Peter Liversidge is a community-minded conceptualist on a mission to put a smile on your face. You may have seen his collection of ‘Free Signs’ in the Whitechapel Gallery’s 2013 show ‘The Spirit of Utopia’, for which he also hosted a comedy night and brought a magical summer snowstorm to the East End streets. Now he’s back at the Whitechapel with ‘Notes on Protesting’, a display of videos and placards penned by local primary school children who, it turns out, are peeved with puke on the pavements and have serious beef with tomatoes. Martin Coomer caught up with him.
How did you get involved with this project?
‘The Whitechapel has a very good, very forward looking education department and one of their partners is the Marion Richardson Primary School. It’s been a year since I started working with them.The kids were six and seven at the beginning.’
Isn’t that a bit young to be thinking about protest?
‘First off we started talking about rules, why we have them at home and at school. I was trying to get them to think about what rules are and how they can be changed, so at school you talk to your teachers and at home you talk to your parents but if you wanted to look at rules in a wider sense you could go to your MP.’
And when that fails?
‘We tried to look at protesting from a positive point of view. So, we were looking at how you’d want to change things and why you’d want to protest. We also looked at the United Nations and how there is a sense of international law, or rules as we put it.’
What did the kids want to change?
‘A lot of stuff. ‘Clean up after your dog’ was one. It wasn’t me being an adult saying: I know what you lot feel. You want to sing about bullying. The one thing I didn’t want to do was go in and imagine what they would want to demonstrate about.’
How did you work their ideas up into songs?
‘I have absolutely no musical skill but we ended up with 14 pieces. One’s a humming piece, then there are some clapping pieces. In a couple of pieces the melodies are borrowed from different songs, for example, there’s a PJ Harvey song “The Words That Maketh Murder” which ends with “What if I take my problem to the United Nation?”. We borrowed that and changed the words. We also borrowed the melody from the last couple of bars of Dusty Springfield’s “You Don’t Have to Say You Love Me”, which has become “I don’t like cooked tomatoes, just so you know”.’

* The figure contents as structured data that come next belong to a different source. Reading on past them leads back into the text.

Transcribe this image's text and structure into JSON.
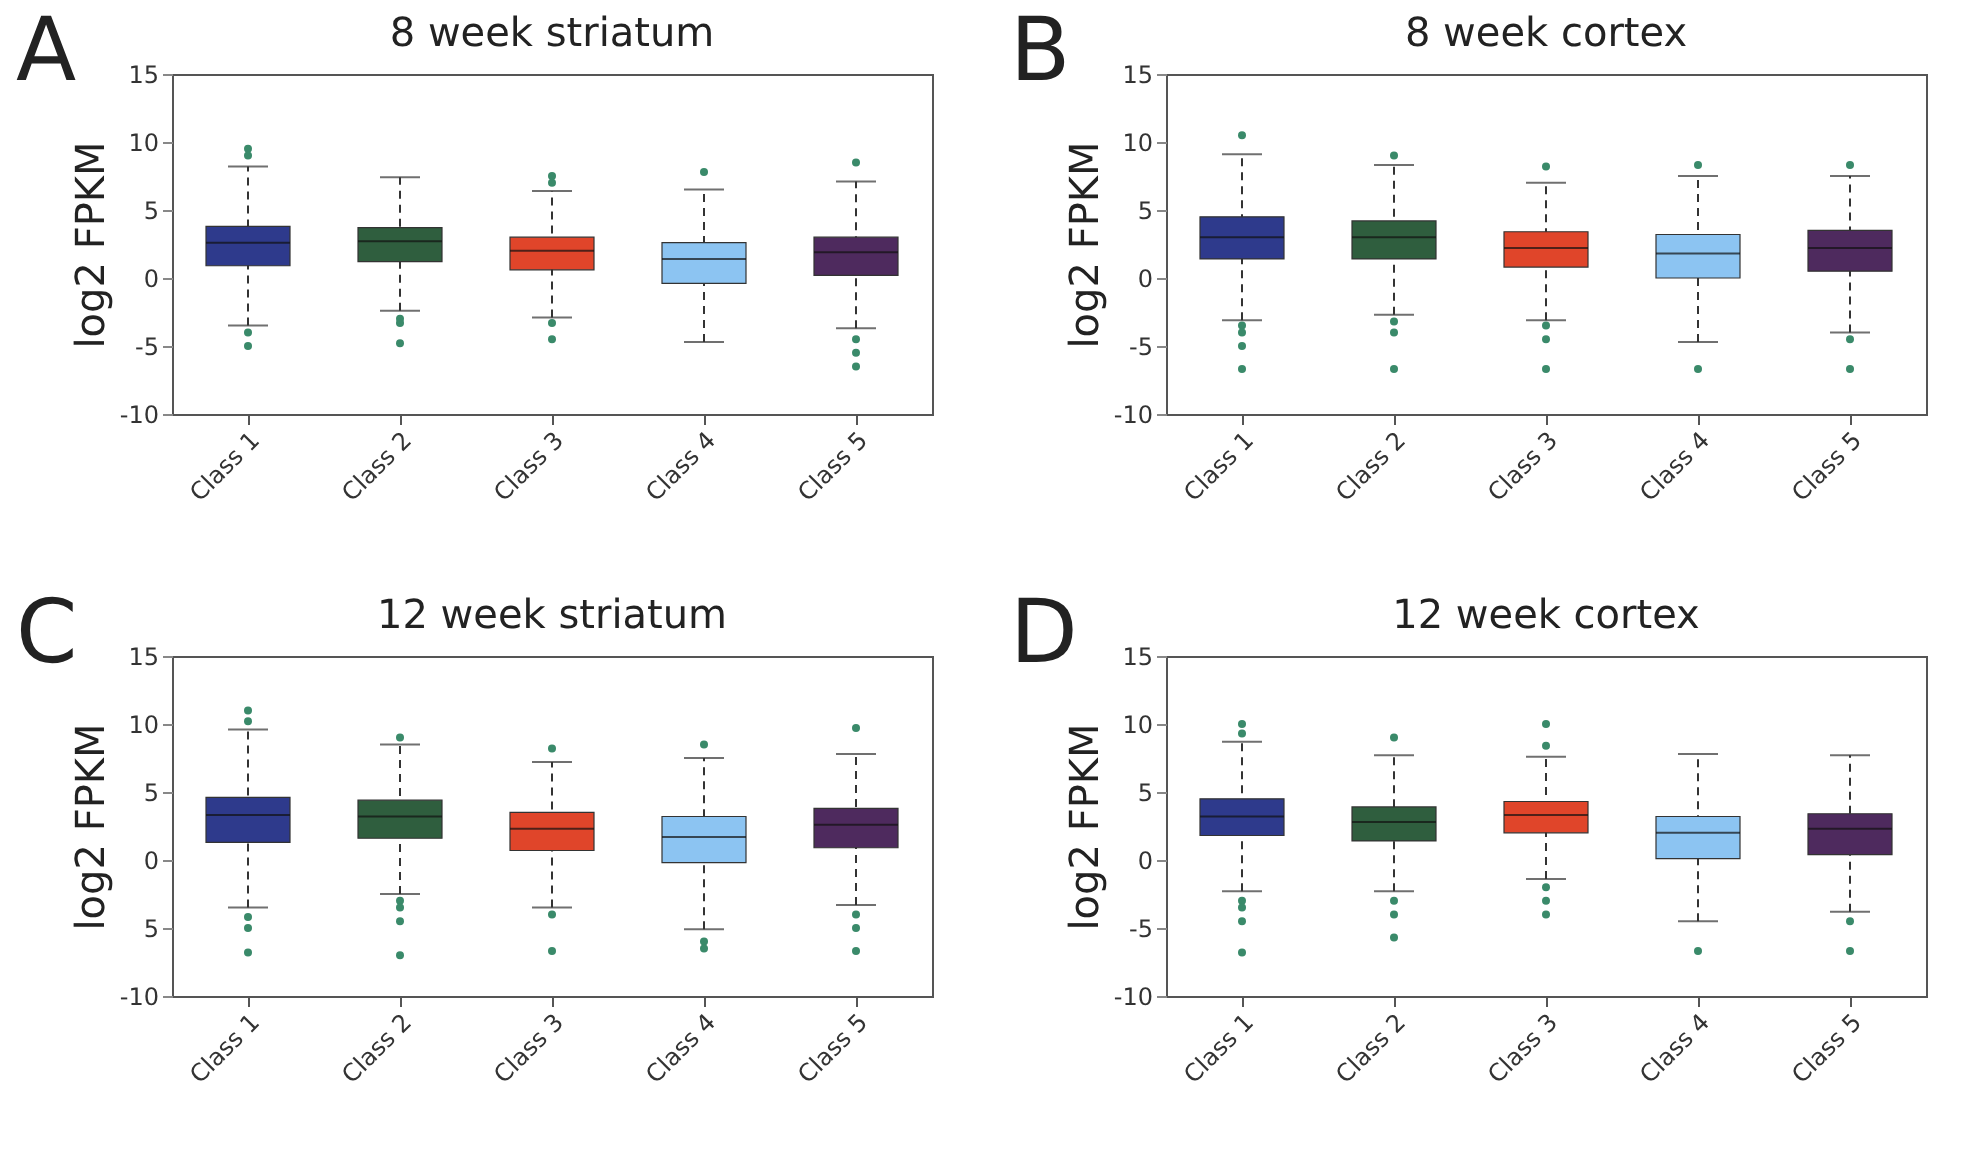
{
  "chart_data": [
    {
      "type": "box",
      "annotations": [
        "A"
      ],
      "title": "8 week striatum",
      "ylabel": "log2 FPKM",
      "categories": [
        "Class 1",
        "Class 2",
        "Class 3",
        "Class 4",
        "Class 5"
      ],
      "colors": [
        "#2e3a8c",
        "#2f5e3e",
        "#e0452a",
        "#8cc4f2",
        "#4e2a5e"
      ],
      "line_style": "dashed",
      "ylim": [
        -10,
        15
      ],
      "yticks": [
        15,
        10,
        5,
        0,
        -5,
        -10
      ],
      "boxes": [
        {
          "low": -3.5,
          "q1": 0.9,
          "median": 2.6,
          "q3": 3.8,
          "high": 8.2,
          "outliers": [
            9,
            9.5,
            -4,
            -5
          ]
        },
        {
          "low": -2.4,
          "q1": 1.2,
          "median": 2.7,
          "q3": 3.7,
          "high": 7.4,
          "outliers": [
            -3,
            -3.3,
            -4.8
          ]
        },
        {
          "low": -2.9,
          "q1": 0.6,
          "median": 2,
          "q3": 3,
          "high": 6.4,
          "outliers": [
            7,
            7.5,
            -3.3,
            -4.5
          ]
        },
        {
          "low": -4.7,
          "q1": -0.4,
          "median": 1.4,
          "q3": 2.6,
          "high": 6.5,
          "outliers": [
            7.8
          ]
        },
        {
          "low": -3.7,
          "q1": 0.2,
          "median": 1.9,
          "q3": 3,
          "high": 7.1,
          "outliers": [
            8.5,
            -4.5,
            -5.5,
            -6.5
          ]
        }
      ]
    },
    {
      "type": "box",
      "annotations": [
        "B"
      ],
      "title": "8 week cortex",
      "ylabel": "log2 FPKM",
      "categories": [
        "Class 1",
        "Class 2",
        "Class 3",
        "Class 4",
        "Class 5"
      ],
      "colors": [
        "#2e3a8c",
        "#2f5e3e",
        "#e0452a",
        "#8cc4f2",
        "#4e2a5e"
      ],
      "line_style": "dashed",
      "ylim": [
        -10,
        15
      ],
      "yticks": [
        15,
        10,
        5,
        0,
        -5,
        -10
      ],
      "boxes": [
        {
          "low": -3.1,
          "q1": 1.4,
          "median": 3,
          "q3": 4.5,
          "high": 9.1,
          "outliers": [
            10.5,
            -3.5,
            -4,
            -5,
            -6.7
          ]
        },
        {
          "low": -2.7,
          "q1": 1.4,
          "median": 3,
          "q3": 4.2,
          "high": 8.3,
          "outliers": [
            9,
            -3.2,
            -4,
            -6.7
          ]
        },
        {
          "low": -3.1,
          "q1": 0.8,
          "median": 2.2,
          "q3": 3.4,
          "high": 7,
          "outliers": [
            8.2,
            -3.5,
            -4.5,
            -6.7
          ]
        },
        {
          "low": -4.7,
          "q1": 0,
          "median": 1.8,
          "q3": 3.2,
          "high": 7.5,
          "outliers": [
            8.3,
            -6.7
          ]
        },
        {
          "low": -4,
          "q1": 0.5,
          "median": 2.2,
          "q3": 3.5,
          "high": 7.5,
          "outliers": [
            8.3,
            -4.5,
            -6.7
          ]
        }
      ]
    },
    {
      "type": "box",
      "annotations": [
        "C"
      ],
      "title": "12 week striatum",
      "ylabel": "log2 FPKM",
      "categories": [
        "Class 1",
        "Class 2",
        "Class 3",
        "Class 4",
        "Class 5"
      ],
      "colors": [
        "#2e3a8c",
        "#2f5e3e",
        "#e0452a",
        "#8cc4f2",
        "#4e2a5e"
      ],
      "line_style": "dashed",
      "ylim": [
        -10,
        15
      ],
      "yticks": [
        15,
        10,
        5,
        0,
        {
          "value": -5,
          "label": "5"
        },
        -10
      ],
      "boxes": [
        {
          "low": -3.5,
          "q1": 1.3,
          "median": 3.3,
          "q3": 4.6,
          "high": 9.6,
          "outliers": [
            10.2,
            11,
            -4.2,
            -5,
            -6.8
          ]
        },
        {
          "low": -2.5,
          "q1": 1.6,
          "median": 3.2,
          "q3": 4.4,
          "high": 8.5,
          "outliers": [
            9,
            -3,
            -3.5,
            -4.5,
            -7
          ]
        },
        {
          "low": -3.5,
          "q1": 0.7,
          "median": 2.3,
          "q3": 3.5,
          "high": 7.2,
          "outliers": [
            8.2,
            -4,
            -6.7
          ]
        },
        {
          "low": -5.1,
          "q1": -0.2,
          "median": 1.7,
          "q3": 3.2,
          "high": 7.5,
          "outliers": [
            8.5,
            -6,
            -6.5
          ]
        },
        {
          "low": -3.3,
          "q1": 0.9,
          "median": 2.6,
          "q3": 3.8,
          "high": 7.8,
          "outliers": [
            9.7,
            -4,
            -5,
            -6.7
          ]
        }
      ]
    },
    {
      "type": "box",
      "annotations": [
        "D"
      ],
      "title": "12 week cortex",
      "ylabel": "log2 FPKM",
      "categories": [
        "Class 1",
        "Class 2",
        "Class 3",
        "Class 4",
        "Class 5"
      ],
      "colors": [
        "#2e3a8c",
        "#2f5e3e",
        "#e0452a",
        "#8cc4f2",
        "#4e2a5e"
      ],
      "line_style": "dashed",
      "ylim": [
        -10,
        15
      ],
      "yticks": [
        15,
        10,
        5,
        0,
        -5,
        -10
      ],
      "boxes": [
        {
          "low": -2.3,
          "q1": 1.8,
          "median": 3.2,
          "q3": 4.5,
          "high": 8.7,
          "outliers": [
            9.3,
            10,
            -3,
            -3.5,
            -4.5,
            -6.8
          ]
        },
        {
          "low": -2.3,
          "q1": 1.4,
          "median": 2.8,
          "q3": 3.9,
          "high": 7.7,
          "outliers": [
            9,
            -3,
            -4,
            -5.7
          ]
        },
        {
          "low": -1.4,
          "q1": 2,
          "median": 3.3,
          "q3": 4.3,
          "high": 7.6,
          "outliers": [
            8.4,
            10,
            -2,
            -3,
            -4
          ]
        },
        {
          "low": -4.5,
          "q1": 0.1,
          "median": 2,
          "q3": 3.2,
          "high": 7.8,
          "outliers": [
            -6.7
          ]
        },
        {
          "low": -3.8,
          "q1": 0.4,
          "median": 2.3,
          "q3": 3.4,
          "high": 7.7,
          "outliers": [
            -4.5,
            -6.7
          ]
        }
      ]
    }
  ]
}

What’s your favourite lyric?
‘We don’t like the winter cold or the falling snow / Or the vomit left outside the school / We don’t like all of the poo / It’s a slalom that we don’t want to do.” It’s not quite Lennon and McCartney, but it’s up there, I think.’.
Did you want to introduce them to politics?
‘It wasn’t necessarily that, it was just a fact of allowing them to feel that they had some sort of voice and that they had some sort of recourse. Some of the things they sing about are really sad, you know, like “I want to change my confidence”.'
And how did you explain that what they were doing was art?
'That was the most amazing two hours. I’ve done quite a bit of teaching at degree level and these children were on it so quickly. They more or less got immediately the idea of art not having to exist as a tangible thing, and the idea of performance being a moment in time, that it isn’t a sculpture or a painting, it’s a mixture of experience and circumstance and architecture and all the things that we know it possibly could be. They really understood that.’
What will be on show at the Whitechapel?
‘We’ve performed the piece twice already. So the two videos of the performances will be on show and a lot of archive material from the rehearsals, photographs, drawings, as well as all the placards. Then there’s the book we produced for the May Day performance last year which has all the lyrics in it. We’ll be performing it again on May Day this year. Do come along. Even when the performance doesn’t go in a way that perhaps I would wish it to, it’s amazing.’
What are your must-see London artworks?
‘Not artworks as such, but the British Museum, Billingsgate market, British Library, Science Museum, Serpentine, Royal Festival Hall, Smithfield market, Scala, taking my sons to watch county cricket at The Oval or Lords, landing at Heathrow – approaching the airport over London – or flying out from City Airport, the view from Greenwich Park looking back towards London, swimming at the Aquatics Centre, seeing hand-written notes in shop windows… It’s hard to know where to stop.’